What Makes TD Bank “Green” Other Than Money?

 

The following article was written by Rickie Harvey and Ray Porfilio.

You may have noticed that where Zoots Cleaners used to reside on Centre Street a new building has risen this fall. Constructed by TD Bank, its signs at the site indicated this would be a “sustainable” and “green” bank and the building caught our eye. So we got in touch with the folks at TD Bank to inquire what exactly these assertions meant.

Before getting into the specifics of the West Roxbury branch, Scott Hite, TD Bank’s Enterprise Real Estate Head of Architecture and Design, first provided some general information. According to Hite, in 2010 TD Bank could boast being “the largest U.S.-based bank to become carbon neutral by constructing energy-efficient buildings according to LEED standards, lowering its energy consumption, and purchasing enough renewable energy credits — from sources like wind, solar and low-impact hydro power — to offset 100 percent of the bank’s annual electricity needs for its Maine to Florida footprint.”
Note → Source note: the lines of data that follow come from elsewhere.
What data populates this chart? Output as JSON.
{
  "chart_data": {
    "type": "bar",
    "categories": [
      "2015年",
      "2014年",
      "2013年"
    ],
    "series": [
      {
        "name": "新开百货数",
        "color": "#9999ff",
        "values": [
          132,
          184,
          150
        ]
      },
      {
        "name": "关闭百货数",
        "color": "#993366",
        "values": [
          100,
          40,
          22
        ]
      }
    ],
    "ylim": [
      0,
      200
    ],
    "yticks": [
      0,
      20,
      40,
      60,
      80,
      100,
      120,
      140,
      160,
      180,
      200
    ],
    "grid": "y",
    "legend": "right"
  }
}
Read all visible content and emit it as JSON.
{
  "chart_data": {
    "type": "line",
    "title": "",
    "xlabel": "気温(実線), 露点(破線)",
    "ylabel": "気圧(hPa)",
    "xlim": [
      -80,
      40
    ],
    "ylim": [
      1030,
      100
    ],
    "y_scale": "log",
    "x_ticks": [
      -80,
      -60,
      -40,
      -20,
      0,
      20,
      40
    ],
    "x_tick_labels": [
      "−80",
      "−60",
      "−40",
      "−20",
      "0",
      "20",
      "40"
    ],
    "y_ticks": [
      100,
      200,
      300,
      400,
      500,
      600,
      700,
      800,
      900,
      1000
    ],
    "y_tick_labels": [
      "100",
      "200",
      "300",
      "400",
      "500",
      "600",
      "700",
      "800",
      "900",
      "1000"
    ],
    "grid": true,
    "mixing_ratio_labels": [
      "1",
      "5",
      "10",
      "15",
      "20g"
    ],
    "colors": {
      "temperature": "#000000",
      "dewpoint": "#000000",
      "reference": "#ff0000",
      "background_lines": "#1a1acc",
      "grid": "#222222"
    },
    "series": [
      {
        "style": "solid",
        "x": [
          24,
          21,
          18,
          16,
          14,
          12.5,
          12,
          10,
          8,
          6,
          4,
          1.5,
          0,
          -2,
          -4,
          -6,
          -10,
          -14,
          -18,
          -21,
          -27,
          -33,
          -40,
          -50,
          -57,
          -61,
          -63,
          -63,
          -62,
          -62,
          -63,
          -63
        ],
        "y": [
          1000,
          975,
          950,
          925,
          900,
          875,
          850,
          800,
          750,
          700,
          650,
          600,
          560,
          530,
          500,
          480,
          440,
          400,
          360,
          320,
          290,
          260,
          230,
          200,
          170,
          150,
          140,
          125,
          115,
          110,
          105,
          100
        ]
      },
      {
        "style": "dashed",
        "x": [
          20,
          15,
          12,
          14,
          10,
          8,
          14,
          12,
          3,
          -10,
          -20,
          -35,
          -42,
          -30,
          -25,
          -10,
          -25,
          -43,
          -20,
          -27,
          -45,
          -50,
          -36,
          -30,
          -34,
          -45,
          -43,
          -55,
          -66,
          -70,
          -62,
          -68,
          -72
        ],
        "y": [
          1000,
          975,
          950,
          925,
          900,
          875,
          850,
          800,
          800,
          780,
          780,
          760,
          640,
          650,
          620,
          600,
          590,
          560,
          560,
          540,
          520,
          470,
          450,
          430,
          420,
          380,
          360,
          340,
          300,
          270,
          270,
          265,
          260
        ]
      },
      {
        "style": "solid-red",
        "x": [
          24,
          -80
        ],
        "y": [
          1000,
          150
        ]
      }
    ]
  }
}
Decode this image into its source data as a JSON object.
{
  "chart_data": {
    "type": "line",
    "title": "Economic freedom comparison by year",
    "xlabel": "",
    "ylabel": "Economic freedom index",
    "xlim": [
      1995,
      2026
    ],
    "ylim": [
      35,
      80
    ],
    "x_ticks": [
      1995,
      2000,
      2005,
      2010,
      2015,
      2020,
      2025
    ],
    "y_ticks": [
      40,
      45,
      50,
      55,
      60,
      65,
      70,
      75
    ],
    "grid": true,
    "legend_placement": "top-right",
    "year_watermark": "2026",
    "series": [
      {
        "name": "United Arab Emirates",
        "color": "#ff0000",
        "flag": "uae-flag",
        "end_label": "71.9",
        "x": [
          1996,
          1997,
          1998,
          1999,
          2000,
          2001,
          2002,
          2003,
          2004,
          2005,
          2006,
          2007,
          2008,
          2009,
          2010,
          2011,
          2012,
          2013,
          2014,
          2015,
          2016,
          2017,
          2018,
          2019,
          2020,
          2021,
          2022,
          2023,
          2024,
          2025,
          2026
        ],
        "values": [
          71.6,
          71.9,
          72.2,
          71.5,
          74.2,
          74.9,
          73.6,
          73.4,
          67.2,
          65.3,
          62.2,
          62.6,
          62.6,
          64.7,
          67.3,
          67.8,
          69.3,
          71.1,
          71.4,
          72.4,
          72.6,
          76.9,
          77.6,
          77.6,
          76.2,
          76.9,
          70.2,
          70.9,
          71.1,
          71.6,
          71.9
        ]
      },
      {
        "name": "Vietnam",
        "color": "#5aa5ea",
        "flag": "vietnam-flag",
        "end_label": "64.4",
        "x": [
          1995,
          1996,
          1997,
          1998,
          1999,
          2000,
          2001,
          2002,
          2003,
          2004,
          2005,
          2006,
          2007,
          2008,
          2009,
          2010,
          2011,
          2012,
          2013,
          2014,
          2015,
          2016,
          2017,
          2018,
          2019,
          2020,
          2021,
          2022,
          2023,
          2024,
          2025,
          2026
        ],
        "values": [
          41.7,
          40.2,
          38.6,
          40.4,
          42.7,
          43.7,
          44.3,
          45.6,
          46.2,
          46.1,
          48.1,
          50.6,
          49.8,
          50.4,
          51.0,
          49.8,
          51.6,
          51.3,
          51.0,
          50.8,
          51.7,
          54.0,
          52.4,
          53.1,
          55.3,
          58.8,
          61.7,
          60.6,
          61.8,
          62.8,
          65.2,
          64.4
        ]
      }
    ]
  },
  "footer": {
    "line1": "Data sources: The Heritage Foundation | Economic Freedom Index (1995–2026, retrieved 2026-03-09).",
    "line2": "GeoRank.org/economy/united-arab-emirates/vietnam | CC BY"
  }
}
LEED (short for Leadership in Energy and Environmental Design) is a voluntary green building program developed and administered by the U.S. Green Building Council to assess and certify the level of sustainability achieved by buildings. According to Hite, the West Roxbury branch of TD Bank has been designed to achieve LEED Silver certification, a level above the minimum required for certification. Because certification covers design, construction, operations, and maintenance, TD Bank will formally apply for certification of the West Roxbury branch after the building is complete.

We asked if their West Roxbury bank would have any unique features or would act as a prototype for other bank branches and learned that the West Roxbury branch has been designed to be 35 percent smaller than the green prototype TD Bank first introduced back in 2010. Hite stated that “TD Bank is reducing its overall carbon footprint by designing smaller stores, which reduces building materials and energy load impacts as well.”

TD Bank also touts its efforts to encourage “green transportation” among its employees and customers by offering the convenience of secure bicycle racks. In what might be a controversial move to some West Roxbury residents, who regularly complain about the lack of parking on Centre Street, the TD Bank branch on Centre provides no additional on-site parking. Hite says they eschewed this option because of the accessible public transportation nearby (buses and the commuter rail) in an additional effort to encourage customers and employees to contribute to reducing carbon emissions.

WRSE is always happy when businesses in our town make an effort to be green or go green and illustrate ways that this is possible. While such advancements help the environment, certainly, it should be noted that they also save these businesses money. A smaller building with a smaller footprint naturally means lower energy costs, even without using alternative sources of energy. In the same way that recycling saves money because it costs less than paying for trash removal, it only makes sense for businesses to explore all their options related to green activities. We are pleased that West Roxbury’s 14 (or is it fourteenth?) bank branch has constructed and will operate its branch building with “green” in mind that isn’t about only the green in its vaults.